Hypothesis

Aged intestinal dysbiosis reduces luminal lactate production, decreasing a key metabolite that normally stabilizes HIF‑1α in bone marrow stromal cells. Lower stromal HIF‑1α diminishes secretion of erythropoietic supportive factors (e.g., SCF, CXCL12), leading to impaired EPO‑STAT5 signaling in erythroid progenitors and age‑related anemia. Restoring lactate flux from the gut should reactivate stromal HIF‑1α, rescue niche function, and improve erythropoiesis independently of CNS‑derived signals.

Mechanistic Rationale

1. Lactate as a signaling metabolite – Lactate inhibits prolyl hydroxylase domain (PHD) enzymes, preventing HIF‑1α degradation and promoting its transcriptional activity even under normoxia {4}. In the bone marrow microenvironment, HIF‑1α in mesenchymal stromal cells upregulates genes that support erythroid differentiation (SCF, VEGF, CXCL12) {2}.
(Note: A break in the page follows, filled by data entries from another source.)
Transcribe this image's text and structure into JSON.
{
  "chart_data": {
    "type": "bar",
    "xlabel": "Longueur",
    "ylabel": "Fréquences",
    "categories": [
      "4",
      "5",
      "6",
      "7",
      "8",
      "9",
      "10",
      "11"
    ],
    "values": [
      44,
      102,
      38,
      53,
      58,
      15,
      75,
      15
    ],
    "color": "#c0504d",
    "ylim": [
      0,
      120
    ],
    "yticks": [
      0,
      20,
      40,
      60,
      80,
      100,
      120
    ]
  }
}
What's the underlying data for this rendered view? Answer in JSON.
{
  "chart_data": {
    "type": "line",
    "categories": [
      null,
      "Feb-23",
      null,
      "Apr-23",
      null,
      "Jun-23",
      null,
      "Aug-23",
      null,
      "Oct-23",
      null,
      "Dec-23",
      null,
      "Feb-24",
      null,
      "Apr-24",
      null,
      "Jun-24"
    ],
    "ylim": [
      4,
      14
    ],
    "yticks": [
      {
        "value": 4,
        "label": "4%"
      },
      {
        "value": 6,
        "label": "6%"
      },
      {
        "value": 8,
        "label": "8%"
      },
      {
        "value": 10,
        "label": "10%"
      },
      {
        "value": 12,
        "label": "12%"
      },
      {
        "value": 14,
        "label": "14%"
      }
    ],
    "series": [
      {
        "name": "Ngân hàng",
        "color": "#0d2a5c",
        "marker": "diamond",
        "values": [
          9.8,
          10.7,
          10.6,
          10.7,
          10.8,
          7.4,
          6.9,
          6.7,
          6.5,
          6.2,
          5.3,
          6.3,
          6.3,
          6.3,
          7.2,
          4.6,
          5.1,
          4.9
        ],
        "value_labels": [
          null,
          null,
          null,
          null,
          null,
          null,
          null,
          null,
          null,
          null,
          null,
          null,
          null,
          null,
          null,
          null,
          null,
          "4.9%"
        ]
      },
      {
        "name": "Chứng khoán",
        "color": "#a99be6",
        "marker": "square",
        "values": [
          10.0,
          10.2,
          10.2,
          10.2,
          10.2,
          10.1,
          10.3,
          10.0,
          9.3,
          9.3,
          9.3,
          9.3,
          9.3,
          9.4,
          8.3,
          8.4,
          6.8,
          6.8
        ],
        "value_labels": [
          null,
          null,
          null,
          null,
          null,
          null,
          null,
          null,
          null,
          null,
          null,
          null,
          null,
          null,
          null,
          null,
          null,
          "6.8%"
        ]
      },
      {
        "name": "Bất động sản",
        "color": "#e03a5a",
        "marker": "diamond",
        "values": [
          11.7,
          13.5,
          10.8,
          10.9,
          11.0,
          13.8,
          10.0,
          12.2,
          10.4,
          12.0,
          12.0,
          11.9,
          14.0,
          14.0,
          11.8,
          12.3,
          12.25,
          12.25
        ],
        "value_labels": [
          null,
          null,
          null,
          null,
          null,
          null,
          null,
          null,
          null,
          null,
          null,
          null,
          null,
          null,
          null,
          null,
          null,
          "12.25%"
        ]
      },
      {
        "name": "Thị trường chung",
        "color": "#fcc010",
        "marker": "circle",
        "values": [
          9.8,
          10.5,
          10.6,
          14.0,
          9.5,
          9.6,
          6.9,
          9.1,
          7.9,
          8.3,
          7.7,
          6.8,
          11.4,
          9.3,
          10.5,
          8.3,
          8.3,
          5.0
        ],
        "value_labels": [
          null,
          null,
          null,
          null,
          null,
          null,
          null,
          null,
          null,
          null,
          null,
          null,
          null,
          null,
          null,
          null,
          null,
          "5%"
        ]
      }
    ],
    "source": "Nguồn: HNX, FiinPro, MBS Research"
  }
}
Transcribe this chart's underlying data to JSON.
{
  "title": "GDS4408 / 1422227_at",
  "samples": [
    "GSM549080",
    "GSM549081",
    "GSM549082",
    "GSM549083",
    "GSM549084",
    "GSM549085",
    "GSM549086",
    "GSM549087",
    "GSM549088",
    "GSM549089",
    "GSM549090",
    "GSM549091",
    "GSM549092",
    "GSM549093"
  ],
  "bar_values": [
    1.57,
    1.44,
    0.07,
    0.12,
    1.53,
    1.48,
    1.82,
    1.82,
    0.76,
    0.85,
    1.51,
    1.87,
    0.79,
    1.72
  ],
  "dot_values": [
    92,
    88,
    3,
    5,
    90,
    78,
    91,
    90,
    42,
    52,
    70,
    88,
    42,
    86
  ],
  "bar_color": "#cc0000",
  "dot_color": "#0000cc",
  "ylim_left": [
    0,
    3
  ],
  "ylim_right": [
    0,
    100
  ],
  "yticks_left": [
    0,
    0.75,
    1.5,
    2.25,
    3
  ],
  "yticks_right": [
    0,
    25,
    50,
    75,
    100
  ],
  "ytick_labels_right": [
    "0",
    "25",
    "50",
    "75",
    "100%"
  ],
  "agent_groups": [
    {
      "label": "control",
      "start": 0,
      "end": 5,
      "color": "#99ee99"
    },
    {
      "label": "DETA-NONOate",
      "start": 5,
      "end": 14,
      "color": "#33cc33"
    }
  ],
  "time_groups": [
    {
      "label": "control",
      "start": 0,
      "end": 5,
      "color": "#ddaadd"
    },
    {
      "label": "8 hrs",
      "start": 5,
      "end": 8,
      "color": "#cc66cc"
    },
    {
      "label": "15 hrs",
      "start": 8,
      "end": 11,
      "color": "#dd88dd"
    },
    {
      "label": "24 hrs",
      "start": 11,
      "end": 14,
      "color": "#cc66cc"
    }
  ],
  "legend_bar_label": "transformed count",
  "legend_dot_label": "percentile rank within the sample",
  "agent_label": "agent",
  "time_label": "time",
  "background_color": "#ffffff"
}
2. Age‑related gut lactate deficit – With aging, Lactobacillus plantarum abundance falls and intestinal permeability rises, reducing luminal lactate that reaches the circulation {5}. Lower plasma lactate diminishes stromal HIF‑1α activation, creating a niche that is less permissive for erythropoiesis.

3. Consequences for erythropoiesis – HIF‑1α‑deficient stroma produces less SCF and CXCL12, leading to reduced retention and proliferation of erythroid progenitors. Concurrently, gut‑derived inflammatory mediators (e.g., HMGB1) further blunt EPO‑STAT5 signaling {3}. The combined effect is a synergistic block at the level of both niche support and progenitor responsiveness.

Testable Predictions

• Prediction 1: Oral supplementation with L. plantarum or lactate (e.g., sodium lactate) in aged mice will increase bone marrow interstitial lactate concentrations, elevate HIF‑1α protein in CD45‑Ter119‑ stromal cells, and restore SCF/CXCL12 expression within 2 weeks.
• Prediction 2: These changes will correlate with increased pSTAT5 levels in erythroid progenitors after ex vivo EPO stimulation and a rise in hemoglobin/hematocrit without altering circulating EPO levels.
• Prediction 3: Genetic ablation of HIF‑1α specifically in leptin‑receptor⁺ stromal cells will abolish the beneficial effects of lactate supplementation on anemia, confirming the stromal requirement.
• Falsification: If lactate supplementation fails to raise stromal HIF‑1α or improve erythrocytic indices despite correcting gut permeability and reducing systemic HMGB1, the hypothesis that gut‑derived lactate acts via stromal HIF‑1α to drive erythropoiesis is falsified.

Experimental Approach

1. Mouse models: 20‑month‑old C57BL/6 mice; groups receive (i) vehicle, (ii) L. plantarum 10⁹ CFU daily, (iii) sodium lactate 2 g/L drinking water, (iv) lactate + stromal‑specific HIF‑1α knockout (Lepr‑Cre;Hif1a^fl/fl).
2. Readouts: Plasma lactate (enzymatic assay), bone marrow lactate (microdialysis), HIF‑1α Western blot in sorted stromal cells, flow cytometry for SCF⁺/CXCL12⁺ stromal frequency, CFU‑E colonies, pSTAT5 after EPO ex vivo, peripheral hemoglobin, reticulocyte count.
3. Controls: Young mice (3 months) to baseline; antibiotic‑treated aged mice to confirm microbiota dependence.

Implications

If validated, this hypothesis shifts the geriatric anemia intervention paradigm from brain‑centric or EPO‑centric strategies to a gut‑to‑bone‑marrow axis that is modifiable by diet, probiotics, or lactate analogues. It also provides a mechanistic bridge between microbiome‑targeted longevity interventions and measurable hematopoietic outcomes, encouraging a bottom‑up design of aging therapeutics as suggested in the seed idea.